Instabiele ironie kan door cabaretiers worden ingezet om geen standpunt in te hoeven nemen in gepolariseerde discussies. Ironie kan een kritische boodschap problematiseren, zoals bij Louise Korthals'

feministische lied. Dit is een voorbeeld van parodiërende ironie, maar het wordt niet helemaal duidelijk wat Korthals precies wil parodiëren. Ze speelt namelijk een typetje van een radicale feministe, maar hiermee lijkt ze niet het personage zelf belachelijk willen maken, maar de stereotypen die over dergelijke vrouwen bestaan. De parodie heeft als het ware een dubbele laag.

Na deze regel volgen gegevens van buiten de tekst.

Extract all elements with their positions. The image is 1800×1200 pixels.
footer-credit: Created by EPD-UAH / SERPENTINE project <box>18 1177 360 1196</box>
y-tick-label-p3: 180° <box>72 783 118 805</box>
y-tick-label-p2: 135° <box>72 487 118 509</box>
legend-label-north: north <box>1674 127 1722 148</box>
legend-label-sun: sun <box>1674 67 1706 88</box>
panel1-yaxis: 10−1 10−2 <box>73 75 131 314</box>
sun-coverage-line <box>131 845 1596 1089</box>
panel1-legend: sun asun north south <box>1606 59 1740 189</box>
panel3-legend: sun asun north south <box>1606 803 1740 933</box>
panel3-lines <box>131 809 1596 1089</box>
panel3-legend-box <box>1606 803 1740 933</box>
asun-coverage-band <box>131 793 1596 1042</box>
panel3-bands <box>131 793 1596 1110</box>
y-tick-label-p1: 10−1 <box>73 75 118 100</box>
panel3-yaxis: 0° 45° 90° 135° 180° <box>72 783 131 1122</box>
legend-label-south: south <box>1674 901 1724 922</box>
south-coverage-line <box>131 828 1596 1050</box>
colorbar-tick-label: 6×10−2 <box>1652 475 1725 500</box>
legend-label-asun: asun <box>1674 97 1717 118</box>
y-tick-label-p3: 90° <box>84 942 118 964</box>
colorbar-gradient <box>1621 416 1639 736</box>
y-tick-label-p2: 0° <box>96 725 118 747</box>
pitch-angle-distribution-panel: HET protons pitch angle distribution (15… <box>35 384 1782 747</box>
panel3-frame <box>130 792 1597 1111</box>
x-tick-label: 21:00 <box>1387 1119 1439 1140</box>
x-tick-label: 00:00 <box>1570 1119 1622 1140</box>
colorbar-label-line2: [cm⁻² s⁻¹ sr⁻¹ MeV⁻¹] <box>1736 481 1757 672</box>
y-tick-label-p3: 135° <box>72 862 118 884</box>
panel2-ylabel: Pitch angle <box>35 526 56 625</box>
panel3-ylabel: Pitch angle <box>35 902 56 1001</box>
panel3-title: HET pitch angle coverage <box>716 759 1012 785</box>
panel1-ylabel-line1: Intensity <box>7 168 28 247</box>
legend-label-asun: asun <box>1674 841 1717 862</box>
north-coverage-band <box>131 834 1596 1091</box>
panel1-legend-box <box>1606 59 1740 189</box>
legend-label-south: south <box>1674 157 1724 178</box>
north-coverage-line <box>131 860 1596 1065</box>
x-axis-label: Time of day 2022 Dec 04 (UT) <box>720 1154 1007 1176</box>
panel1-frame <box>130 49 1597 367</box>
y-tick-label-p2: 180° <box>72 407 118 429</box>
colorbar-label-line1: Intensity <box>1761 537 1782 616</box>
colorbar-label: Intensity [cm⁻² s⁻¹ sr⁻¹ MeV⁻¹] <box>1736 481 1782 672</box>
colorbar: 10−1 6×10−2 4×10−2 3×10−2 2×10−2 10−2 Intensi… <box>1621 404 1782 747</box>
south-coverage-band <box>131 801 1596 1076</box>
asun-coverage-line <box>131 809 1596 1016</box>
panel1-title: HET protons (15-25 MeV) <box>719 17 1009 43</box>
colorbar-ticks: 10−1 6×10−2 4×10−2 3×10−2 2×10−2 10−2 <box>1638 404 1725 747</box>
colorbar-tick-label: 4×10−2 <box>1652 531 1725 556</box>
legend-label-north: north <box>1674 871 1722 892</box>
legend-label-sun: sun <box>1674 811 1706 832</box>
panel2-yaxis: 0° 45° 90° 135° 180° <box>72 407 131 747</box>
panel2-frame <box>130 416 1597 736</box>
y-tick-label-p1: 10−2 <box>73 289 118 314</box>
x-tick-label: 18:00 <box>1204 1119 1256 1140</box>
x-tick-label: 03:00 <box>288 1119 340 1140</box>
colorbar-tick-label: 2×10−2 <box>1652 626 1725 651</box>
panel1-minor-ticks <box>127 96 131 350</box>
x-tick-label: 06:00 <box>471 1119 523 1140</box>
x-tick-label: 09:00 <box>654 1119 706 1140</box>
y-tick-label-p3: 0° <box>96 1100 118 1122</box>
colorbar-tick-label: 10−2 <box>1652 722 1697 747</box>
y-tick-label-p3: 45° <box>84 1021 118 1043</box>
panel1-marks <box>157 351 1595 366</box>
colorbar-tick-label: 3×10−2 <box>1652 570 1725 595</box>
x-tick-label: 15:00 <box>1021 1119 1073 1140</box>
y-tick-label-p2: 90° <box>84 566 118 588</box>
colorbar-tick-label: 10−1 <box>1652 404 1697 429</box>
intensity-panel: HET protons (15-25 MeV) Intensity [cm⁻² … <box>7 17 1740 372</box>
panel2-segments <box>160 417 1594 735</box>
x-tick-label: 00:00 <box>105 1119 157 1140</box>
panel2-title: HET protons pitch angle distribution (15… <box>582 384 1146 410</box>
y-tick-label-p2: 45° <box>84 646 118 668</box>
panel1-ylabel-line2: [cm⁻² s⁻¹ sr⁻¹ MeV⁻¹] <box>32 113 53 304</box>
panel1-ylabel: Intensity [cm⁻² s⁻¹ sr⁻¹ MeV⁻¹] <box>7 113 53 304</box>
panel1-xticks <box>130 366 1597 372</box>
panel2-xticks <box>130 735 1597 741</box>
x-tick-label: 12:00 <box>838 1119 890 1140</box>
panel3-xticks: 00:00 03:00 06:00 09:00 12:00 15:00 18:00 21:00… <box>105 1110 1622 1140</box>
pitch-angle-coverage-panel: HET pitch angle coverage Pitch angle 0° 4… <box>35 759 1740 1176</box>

Deze zorgt voor instabiliteit. Korthals' boodschap kan zowel feministisch (en dus subversief) als anti-feministisch (en dus behoudend) opgevat worden, afhankelijk van het standpunt van de interpretator, zoals Booth (in Wright, 2001) stelt. Het is opvallend dat juist in een discussie waar iedereen in Nederland een sterke mening over lijkt te hebben, de cabaretier voor instabiele ironie kiest.

Iets vergelijkbaars geldt voor Herman Finkers' sketch over de zwartepietendiscussie, een eveneens gepolariseerd debat in Nederland. In deze scène gebruikt Finkers instabiele ironie, waardoor zowel voor- als tegenstanders van Zwarte Piet zich door zijn boodschap gesteund zouden kunnen voelen.

Het inzetten van instabiele ironie zorgt ook bij deze gepolariseerde discussies voor een kritisch en subversief gevoel, terwijl de cabaretier in werkelijkheid juist geen mening verkondigt en de toeschouwer zelf laat invullen wat die wil zien.

Het citaat 'jullie zitten jezelf gewoon de hele avond te feliciteren met jullie goeie smaak' van Micha Wertheim is een treffende metafoor voor de relatie tussen kritiek, ironie en cabaret. In de scène waar deze uitspraak uit komt, stelt Wertheim dat de mening van zijn publiek over hem onveranderbaar is. Iemand die hem geniaal vindt, ziet zijn flauwe woordgrapjes nog als een ironische uiting. Op dezelfde manier ziet iemand die gelooft in cabaret als een subversief genre, de kritische uitingen die daarin worden gedaan als subversief, en kan zich vervolgens feliciteren met zijn subversieve smaak, terwijl hij het zelf al eens is met de mening van de cabaretier.

De subversieve reputatie van ironie draagt bij aan de subversieve reputatie van cabaret, en zorgt ervoor dat cabaretiers weg kunnen komen met behoudende en zelfs onderdrukkende uitspraken. Zelfs de meest subversieve uitspraken die zonder ironie tot stand komen, zoals de idealistische liedjes van Louise Korthals, hebben waarschijnlijk geen echt subversief effect, omdat ze iets verwoordt waar de meeste mensen in haar publiek het al mee eens zijn. Ironie heeft kritische potentie, maar in hedendaags Nederlands cabaret heeft deze kritiek vaker een behoudend dan een subversief effect.

Net als de humoristen uit het onderzoek van Nieuwenhuis (2017) dienen cabaretiers niet zien te worden als 'brave warriors in the struggle for political change' (p. 14), maar in de eerste plaats als producenten van vermaak. Het zijn professionele theatermakers, die ironie niet inzetten om daadwerkelijke subversie mee te plegen, maar als retorische strategie om het idee van subversie te wekken waar hun publiek zo graag in gelooft.